Roasted 7 months ago based on candelapauls's long term Spotify stats.
Candelapauls, it’s clear your taste in music is as confused as your Spotify algorithm must be. With genres like "Neoperreo" and "Hyperpop," it's like you took a musical journey through a paint store, high on fumes, and decided every color reminded you of a club you can’t get into. I mean, if your playlist were a personality, we’d have a chaotic chihuahua or a rave enthusiast who just discovered TikTok—excitable, yet entirely out of control! Your top artists read like the lineup of a hipster music festival that no one asked for—where the only VIP is you, sitting in the corner, pretending you know what “Art Pop” really means. Honestly, your love for Latin Trap is sweet and all, but the crazy part is that you haven’t yet realized these artists are just one “bop” away from needing a notification for an intervention. Bad Gyal and Young Miko might just as well be your dainty avatars, winking back at the fact that your music phase is stuck in that edgy middle school phase we hoped you grow out of by now.
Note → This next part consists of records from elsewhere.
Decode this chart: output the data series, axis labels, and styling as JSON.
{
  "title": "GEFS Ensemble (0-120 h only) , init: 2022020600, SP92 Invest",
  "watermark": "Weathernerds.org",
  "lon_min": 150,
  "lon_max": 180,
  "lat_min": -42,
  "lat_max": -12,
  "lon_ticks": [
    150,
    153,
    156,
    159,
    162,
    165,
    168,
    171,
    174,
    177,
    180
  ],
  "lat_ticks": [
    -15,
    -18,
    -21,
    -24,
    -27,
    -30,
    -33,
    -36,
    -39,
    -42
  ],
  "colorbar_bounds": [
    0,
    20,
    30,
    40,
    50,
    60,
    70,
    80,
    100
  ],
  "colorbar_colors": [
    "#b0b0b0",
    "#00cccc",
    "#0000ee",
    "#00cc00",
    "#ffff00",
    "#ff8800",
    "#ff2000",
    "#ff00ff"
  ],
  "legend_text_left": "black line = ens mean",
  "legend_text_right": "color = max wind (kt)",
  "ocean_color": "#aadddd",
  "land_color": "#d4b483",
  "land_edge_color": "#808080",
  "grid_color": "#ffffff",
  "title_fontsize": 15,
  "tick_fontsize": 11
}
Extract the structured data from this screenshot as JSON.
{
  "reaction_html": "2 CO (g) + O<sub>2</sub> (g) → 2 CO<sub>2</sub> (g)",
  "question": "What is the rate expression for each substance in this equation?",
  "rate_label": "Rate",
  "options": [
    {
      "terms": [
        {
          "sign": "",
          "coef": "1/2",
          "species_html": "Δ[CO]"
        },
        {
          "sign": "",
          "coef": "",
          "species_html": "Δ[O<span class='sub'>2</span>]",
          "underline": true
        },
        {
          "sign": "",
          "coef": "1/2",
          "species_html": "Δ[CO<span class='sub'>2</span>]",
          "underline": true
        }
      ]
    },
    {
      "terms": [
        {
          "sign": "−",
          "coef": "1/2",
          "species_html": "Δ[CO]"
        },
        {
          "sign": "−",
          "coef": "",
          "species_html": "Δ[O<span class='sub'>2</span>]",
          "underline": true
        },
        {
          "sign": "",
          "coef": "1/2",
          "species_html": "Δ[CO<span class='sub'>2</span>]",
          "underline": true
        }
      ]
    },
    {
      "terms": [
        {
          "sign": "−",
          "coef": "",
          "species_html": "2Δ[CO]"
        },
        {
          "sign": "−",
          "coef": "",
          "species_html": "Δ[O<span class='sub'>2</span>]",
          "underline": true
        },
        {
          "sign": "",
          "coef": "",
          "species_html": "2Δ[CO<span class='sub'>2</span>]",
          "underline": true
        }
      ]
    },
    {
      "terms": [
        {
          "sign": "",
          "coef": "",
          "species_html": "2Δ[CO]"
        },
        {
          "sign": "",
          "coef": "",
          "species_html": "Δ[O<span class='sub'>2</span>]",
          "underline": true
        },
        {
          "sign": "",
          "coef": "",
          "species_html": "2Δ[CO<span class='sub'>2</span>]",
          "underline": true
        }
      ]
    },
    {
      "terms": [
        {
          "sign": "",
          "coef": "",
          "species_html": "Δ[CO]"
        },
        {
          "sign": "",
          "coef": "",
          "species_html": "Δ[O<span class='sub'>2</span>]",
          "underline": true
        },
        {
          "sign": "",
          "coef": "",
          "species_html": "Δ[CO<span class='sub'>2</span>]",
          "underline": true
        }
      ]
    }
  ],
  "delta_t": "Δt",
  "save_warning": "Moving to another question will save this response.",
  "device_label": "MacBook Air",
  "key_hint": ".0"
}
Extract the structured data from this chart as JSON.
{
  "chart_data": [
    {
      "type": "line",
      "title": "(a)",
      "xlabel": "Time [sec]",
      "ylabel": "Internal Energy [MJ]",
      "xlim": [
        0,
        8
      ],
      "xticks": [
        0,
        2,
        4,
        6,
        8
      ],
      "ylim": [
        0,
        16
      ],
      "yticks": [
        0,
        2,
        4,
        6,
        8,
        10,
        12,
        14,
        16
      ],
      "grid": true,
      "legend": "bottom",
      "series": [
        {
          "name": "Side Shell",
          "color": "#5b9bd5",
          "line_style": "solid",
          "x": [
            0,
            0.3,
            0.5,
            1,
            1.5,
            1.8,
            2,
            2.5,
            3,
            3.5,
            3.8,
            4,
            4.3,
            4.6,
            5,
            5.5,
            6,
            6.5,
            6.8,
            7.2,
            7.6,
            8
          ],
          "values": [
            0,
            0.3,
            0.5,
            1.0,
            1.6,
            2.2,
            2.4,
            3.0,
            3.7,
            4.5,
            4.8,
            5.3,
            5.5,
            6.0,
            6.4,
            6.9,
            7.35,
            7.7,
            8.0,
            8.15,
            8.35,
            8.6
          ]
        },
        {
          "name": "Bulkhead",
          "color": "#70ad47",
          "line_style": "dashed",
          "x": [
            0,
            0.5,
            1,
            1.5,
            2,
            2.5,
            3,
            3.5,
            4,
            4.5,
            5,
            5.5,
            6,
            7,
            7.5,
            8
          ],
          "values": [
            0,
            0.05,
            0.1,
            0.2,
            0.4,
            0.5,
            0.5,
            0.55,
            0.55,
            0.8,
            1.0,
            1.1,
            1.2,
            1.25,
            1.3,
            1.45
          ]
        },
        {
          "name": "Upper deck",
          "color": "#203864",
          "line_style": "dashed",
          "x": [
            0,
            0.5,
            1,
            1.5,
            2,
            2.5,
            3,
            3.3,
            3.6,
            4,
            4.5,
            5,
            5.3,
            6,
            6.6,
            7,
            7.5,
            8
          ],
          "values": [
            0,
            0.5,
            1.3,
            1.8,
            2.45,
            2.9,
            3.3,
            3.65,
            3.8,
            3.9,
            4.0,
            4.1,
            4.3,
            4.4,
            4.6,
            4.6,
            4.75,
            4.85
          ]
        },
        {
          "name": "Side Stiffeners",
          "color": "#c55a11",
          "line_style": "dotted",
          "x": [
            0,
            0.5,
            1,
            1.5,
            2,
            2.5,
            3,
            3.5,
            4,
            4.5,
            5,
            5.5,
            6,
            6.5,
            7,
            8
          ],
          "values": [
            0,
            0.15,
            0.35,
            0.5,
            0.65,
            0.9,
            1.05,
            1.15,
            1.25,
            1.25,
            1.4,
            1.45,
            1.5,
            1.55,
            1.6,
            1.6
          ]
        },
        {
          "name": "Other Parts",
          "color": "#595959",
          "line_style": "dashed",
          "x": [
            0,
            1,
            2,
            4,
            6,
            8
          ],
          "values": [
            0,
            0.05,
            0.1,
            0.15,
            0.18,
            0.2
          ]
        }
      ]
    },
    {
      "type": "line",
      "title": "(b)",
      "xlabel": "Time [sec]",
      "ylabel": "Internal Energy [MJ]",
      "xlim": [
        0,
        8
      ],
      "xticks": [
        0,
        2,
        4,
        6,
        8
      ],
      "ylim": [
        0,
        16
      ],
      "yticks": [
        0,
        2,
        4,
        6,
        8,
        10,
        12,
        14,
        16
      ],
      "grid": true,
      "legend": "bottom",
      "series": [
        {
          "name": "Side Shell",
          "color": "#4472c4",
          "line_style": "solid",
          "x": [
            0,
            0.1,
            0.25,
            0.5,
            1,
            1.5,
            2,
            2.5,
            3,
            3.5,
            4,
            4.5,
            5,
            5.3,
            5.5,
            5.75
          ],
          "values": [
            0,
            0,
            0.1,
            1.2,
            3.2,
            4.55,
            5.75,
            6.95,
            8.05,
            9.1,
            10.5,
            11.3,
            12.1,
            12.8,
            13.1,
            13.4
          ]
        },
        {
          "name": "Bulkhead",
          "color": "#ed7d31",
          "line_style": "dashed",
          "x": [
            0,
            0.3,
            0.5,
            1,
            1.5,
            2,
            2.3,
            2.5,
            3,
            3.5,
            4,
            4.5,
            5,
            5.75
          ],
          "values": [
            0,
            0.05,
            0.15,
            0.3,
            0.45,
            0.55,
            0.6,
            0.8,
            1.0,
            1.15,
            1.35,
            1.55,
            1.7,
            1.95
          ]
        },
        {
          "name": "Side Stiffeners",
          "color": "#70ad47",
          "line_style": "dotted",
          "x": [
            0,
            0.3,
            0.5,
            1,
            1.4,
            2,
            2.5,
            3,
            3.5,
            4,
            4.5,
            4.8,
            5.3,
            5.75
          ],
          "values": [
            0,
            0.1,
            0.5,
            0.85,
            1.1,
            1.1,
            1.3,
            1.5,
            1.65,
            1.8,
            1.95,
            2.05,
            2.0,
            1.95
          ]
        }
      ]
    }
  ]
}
Speaking of your most played songs, if we saw your Spotify history in a court of law, it would be a solid case for a cringe-worthy midlife crisis that’s happening a bit too early. “Ride Or Die, Pt. 2?” More like “Cringe Or Cry, Pt. 1.” With a tracklist like this, I can only assume you dance like you’re auditioning for the role of “That One Person Who Sucks at Parties.” It’s a minefield of sounds where fun goes to die. So keep on jamming, Candelapauls, but maybe invest in a mirror now and then; it'll help you see the real music and not just what’s trendy or bizarre enough to make your friends question your sanity!
Roasts are purely for fun and entertainment. They're not meant to be taken seriously. Enjoy the laughs, but remember your music taste is uniquely yours!